Below is a complete example that combines vmap-based batching with a temporal training loop. The pattern is:

  1. Initialize model states and compile the graph for a single sample.

  2. Vmap the algorithm across the batch dimension.

  3. Scan over time steps, accumulating gradients at each step.

  4. Update parameters with the accumulated gradients.

@brainstate.transform.jit
def train_step(inputs, targets):
    """inputs: (n_steps, batch_size, n_in), targets: (batch_size,)"""
    weights = model.states(brainstate.ParamState)
    algo = braintrace.D_RTRL(model)

    @brainstate.transform.vmap_new_states(state_tag='new', axis_size=inputs.shape[1])
    def init():
        brainstate.nn.init_all_states(model)
        algo.compile_graph(inputs[0, 0])
    init()
    vmapped_algo = brainstate.nn.Vmap(algo, vmap_states='new')

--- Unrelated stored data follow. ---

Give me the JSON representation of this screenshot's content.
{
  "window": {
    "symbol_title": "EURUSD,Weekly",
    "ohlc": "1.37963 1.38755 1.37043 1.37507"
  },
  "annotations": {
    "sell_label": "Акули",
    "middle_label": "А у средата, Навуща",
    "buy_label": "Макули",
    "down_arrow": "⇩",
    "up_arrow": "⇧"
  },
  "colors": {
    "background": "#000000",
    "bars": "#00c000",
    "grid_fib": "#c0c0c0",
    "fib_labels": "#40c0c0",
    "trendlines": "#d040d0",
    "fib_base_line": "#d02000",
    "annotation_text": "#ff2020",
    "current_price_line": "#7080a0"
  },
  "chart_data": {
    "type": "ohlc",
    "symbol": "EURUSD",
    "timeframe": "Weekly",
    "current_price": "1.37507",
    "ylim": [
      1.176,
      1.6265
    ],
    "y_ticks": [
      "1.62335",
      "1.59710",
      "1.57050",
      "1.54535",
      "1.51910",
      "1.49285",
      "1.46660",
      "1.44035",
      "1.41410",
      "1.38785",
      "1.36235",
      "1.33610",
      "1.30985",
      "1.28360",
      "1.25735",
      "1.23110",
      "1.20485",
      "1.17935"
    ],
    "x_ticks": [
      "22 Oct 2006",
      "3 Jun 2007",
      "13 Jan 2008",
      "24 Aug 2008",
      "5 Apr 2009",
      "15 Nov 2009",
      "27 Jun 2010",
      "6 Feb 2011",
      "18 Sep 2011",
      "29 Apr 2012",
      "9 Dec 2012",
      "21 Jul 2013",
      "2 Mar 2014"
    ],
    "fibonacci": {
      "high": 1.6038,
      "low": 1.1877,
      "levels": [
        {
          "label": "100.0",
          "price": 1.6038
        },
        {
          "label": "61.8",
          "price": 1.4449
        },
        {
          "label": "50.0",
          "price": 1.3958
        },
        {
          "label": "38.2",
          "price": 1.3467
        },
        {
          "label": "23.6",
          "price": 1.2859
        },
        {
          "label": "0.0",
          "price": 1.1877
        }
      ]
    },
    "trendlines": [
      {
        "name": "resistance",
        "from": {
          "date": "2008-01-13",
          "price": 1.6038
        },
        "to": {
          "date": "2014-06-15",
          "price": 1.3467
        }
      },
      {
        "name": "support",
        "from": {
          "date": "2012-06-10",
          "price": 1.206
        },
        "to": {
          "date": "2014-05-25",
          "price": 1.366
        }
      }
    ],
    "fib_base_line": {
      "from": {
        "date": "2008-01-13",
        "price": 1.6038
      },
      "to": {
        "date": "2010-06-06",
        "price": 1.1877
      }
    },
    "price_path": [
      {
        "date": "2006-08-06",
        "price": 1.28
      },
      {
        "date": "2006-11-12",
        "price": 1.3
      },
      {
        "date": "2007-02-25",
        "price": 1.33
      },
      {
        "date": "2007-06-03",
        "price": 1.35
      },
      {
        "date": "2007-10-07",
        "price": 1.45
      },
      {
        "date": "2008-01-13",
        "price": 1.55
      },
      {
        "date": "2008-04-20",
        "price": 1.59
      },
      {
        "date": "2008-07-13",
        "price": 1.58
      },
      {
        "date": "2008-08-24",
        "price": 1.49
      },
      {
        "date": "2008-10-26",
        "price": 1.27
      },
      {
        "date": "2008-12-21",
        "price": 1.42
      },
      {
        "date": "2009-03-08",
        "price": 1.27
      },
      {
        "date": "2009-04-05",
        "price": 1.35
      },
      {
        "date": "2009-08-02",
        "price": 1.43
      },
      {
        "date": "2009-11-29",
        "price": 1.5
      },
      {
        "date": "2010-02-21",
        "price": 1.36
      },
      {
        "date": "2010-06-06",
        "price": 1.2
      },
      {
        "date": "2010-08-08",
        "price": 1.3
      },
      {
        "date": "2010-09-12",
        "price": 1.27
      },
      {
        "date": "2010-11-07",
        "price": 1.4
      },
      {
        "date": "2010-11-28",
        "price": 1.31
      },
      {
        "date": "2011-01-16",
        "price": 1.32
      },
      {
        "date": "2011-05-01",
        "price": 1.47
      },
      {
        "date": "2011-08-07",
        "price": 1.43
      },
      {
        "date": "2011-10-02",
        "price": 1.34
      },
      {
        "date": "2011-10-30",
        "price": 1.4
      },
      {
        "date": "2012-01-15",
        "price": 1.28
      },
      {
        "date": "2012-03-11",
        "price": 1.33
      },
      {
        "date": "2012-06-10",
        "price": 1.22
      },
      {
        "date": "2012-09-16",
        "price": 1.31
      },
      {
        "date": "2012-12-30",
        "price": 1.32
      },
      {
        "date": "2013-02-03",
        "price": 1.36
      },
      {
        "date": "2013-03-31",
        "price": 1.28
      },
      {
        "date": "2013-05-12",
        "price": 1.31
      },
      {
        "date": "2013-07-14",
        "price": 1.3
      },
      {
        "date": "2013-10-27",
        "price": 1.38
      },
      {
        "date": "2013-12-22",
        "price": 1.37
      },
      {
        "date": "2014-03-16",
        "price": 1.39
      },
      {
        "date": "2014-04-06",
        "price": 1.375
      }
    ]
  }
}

    def step_fn(prev_grads, inp):
        def loss_fn(inp):
            out = vmapped_algo(inp)
            return jnp.mean((out - targets) ** 2)
        cur_grads = brainstate.transform.grad(loss_fn, weights)(inp)
        return jax.tree.map(lambda a, b: a + b, prev_grads, cur_grads), None

    grads = jax.tree.map(jnp.zeros_like, weights.to_dict_values())
    grads, _ = brainstate.transform.scan(step_fn, grads, inputs)
    return grads
# Example usage
model = SimpleGRU(10, 64, 5)
inputs = jnp.ones((20, 16, 10))  # 20 steps, batch 16, 10 features
targets = jnp.zeros((16, 5))
grads = train_step(inputs, targets)
print("Gradient keys:", list(grads.keys()))

What happens in train_step:

  1. weights collects all ParamState objects from the model.

  2. The init function, decorated with vmap_new_states, initializes per-sample hidden states and compiles the computation graph using a single-sample input.

  3. vmapped_algo wraps the algorithm for batch-parallel execution.

  4. brainstate.transform.scan iterates over the time dimension (inputs has shape (n_steps, batch_size, n_in)). At each step, step_fn computes the loss and its gradients with respect to weights, then accumulates them.

  5. The returned grads dictionary can be passed to an optimizer (e.g., braintools.optim.Adam) for a parameter update.

Summary#

  • Vmap-based batching is recommended for most use cases. It keeps model code simple (single-sample logic) while achieving efficient batch parallelism.

  • The workflow is: compile for a single sample, then vmap across the batch.

  • SingleStepData and MultiStepData control whether the algorithm processes one time step or scans over an entire sequence internally.

  • The typical training pattern is: init states -> compile graph -> vmap -> scan over time steps -> accumulate gradients -> update parameters.